In emergent cases the incidence of intestinal ischemia increases to 10%. When routine postoperative colonoscopy is performed, the range of detected ischemic changes reaches 5% to 9% following elective surgery and 15% to 60% following rupture. Although EVAR has a lower rate of early postoperative mortality compared to open aortic repair, the incidence of clinically significant colonic ischemia is similar to conventional repair and ranges from 1.5% to 3%. Ischemia occurs most frequently in patients with occlusive disease of the mesenteric vessels, resulting from interruption of collateral blood flow to the intestine.
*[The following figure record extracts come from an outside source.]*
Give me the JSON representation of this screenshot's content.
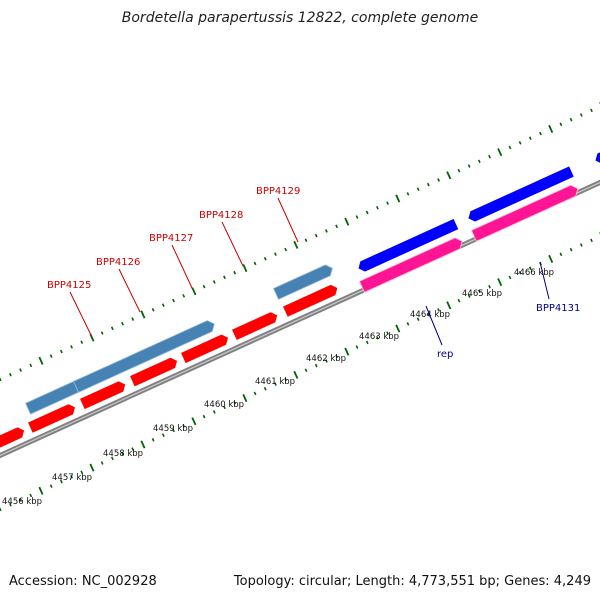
{
  "title": "Bordetella parapertussis 12822, complete genome",
  "footer": {
    "accession_label": "Accession: NC_002928",
    "topology_label": "Topology: circular; Length: 4,773,551 bp; Genes: 4,249"
  },
  "ruler_ticks": [
    {
      "label": "4456 kbp"
    },
    {
      "label": "4457 kbp"
    },
    {
      "label": "4458 kbp"
    },
    {
      "label": "4459 kbp"
    },
    {
      "label": "4460 kbp"
    },
    {
      "label": "4461 kbp"
    },
    {
      "label": "4462 kbp"
    },
    {
      "label": "4463 kbp"
    },
    {
      "label": "4464 kbp"
    },
    {
      "label": "4465 kbp"
    },
    {
      "label": "4466 kbp"
    }
  ],
  "gene_labels": [
    {
      "text": "BPP4125"
    },
    {
      "text": "BPP4126"
    },
    {
      "text": "BPP4127"
    },
    {
      "text": "BPP4128"
    },
    {
      "text": "BPP4129"
    },
    {
      "text": "rep"
    },
    {
      "text": "BPP4131"
    }
  ],
  "colors": {
    "forward_gene": "#ff0000",
    "reverse_gene": "#0000ff",
    "forward_cds_feature": "#4682b4",
    "overlap_feature": "#483d8b",
    "reverse_feature": "#ff1493",
    "backbone": "#808080",
    "tick": "#006400",
    "forward_label": "#cc0000",
    "reverse_label": "#00008b"
  }
}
The rectosigmoid colon is affected most commonly because of the frequency of disease in the inferior mesenteric and hypogastric arteries.

Acute renal failure develops in 2% to 10% of patients after open abdominal aortic aneurysm (AAA) repair and is independently associated with mortality and prolonged length of hospital stay after major vascular surgery. Hypoperfusion and atheroembolization related to aortic cross clamping as well as perioperative hemorrhage increase the risk of acute renal failure. ARF requiring hemodialysis has been reported to occur in 0.5% to 2% of patients undergoing elective AAA repair, with an associated in-hospital mortality of 25% to 66%. Regardless of repair technique, maintaining renal blood flow by optimizing fluid status and cardiac output is the most effective way to both prevent and treat postoperative renal failure.

Endovascular aneurysm repair spares the ischemic insult to the kidneys that comes with aortic cross clamping and also is associated with less perioperative blood loss; however, nephrotoxicity can result from the intravenous contrast administered during the repair. Despite the necessary contrast load, EVAR has been associated with a 60% reduction in the risk of postprocedure ARF when compared to open aortic aneurysm repair.

Spinal cord ischemia resulting in paraplegia is an uncommon but devastating complication after infrarenal aortic reconstruction. The fundamental cause of spinal cord ischemia is a loss of adequate blood supply to the distal spinal cord. It can result from prolonged aortic clamping, intraoperative hypotension, and atheromatous embolization. Interference with the pelvic circulation such as in oversewing or exclusion of lumbar and hypogastric arteries, either by open or endovascular techniques, has also been suggested to contribute to paraplegia.

The artery of Adamkiewicz is the major blood supply to the lower spinal cord and usually arises from a branch of the intercostal artery between T8 and Ll. Occasionally this artery may originate from the infrarenal aorta, accounting for the rare occurrence of spinal cord ischemia after infrarenal aortic reconstruction.

If a patient develops paraplegia after aortic reconstruction, magnetic resonance imaging of the spinal cord should be performed immediately to rule out an epidural hematoma as a cause of the neurologic decline. If present, immediate neurosurgical consultation is required for decompressive laminectomy. If there is no epidural hematoma, efforts should be focused on therapies to maximize blood flow to the spinal cord. Augmentation of blood pressure with vasoactive agents will increase the perfusion pressure to the spinal cord. If rapid improvement is not seen, consideration should be given to placement of a lumbar drain catheter to reduce the pressure surrounding the spinal cord.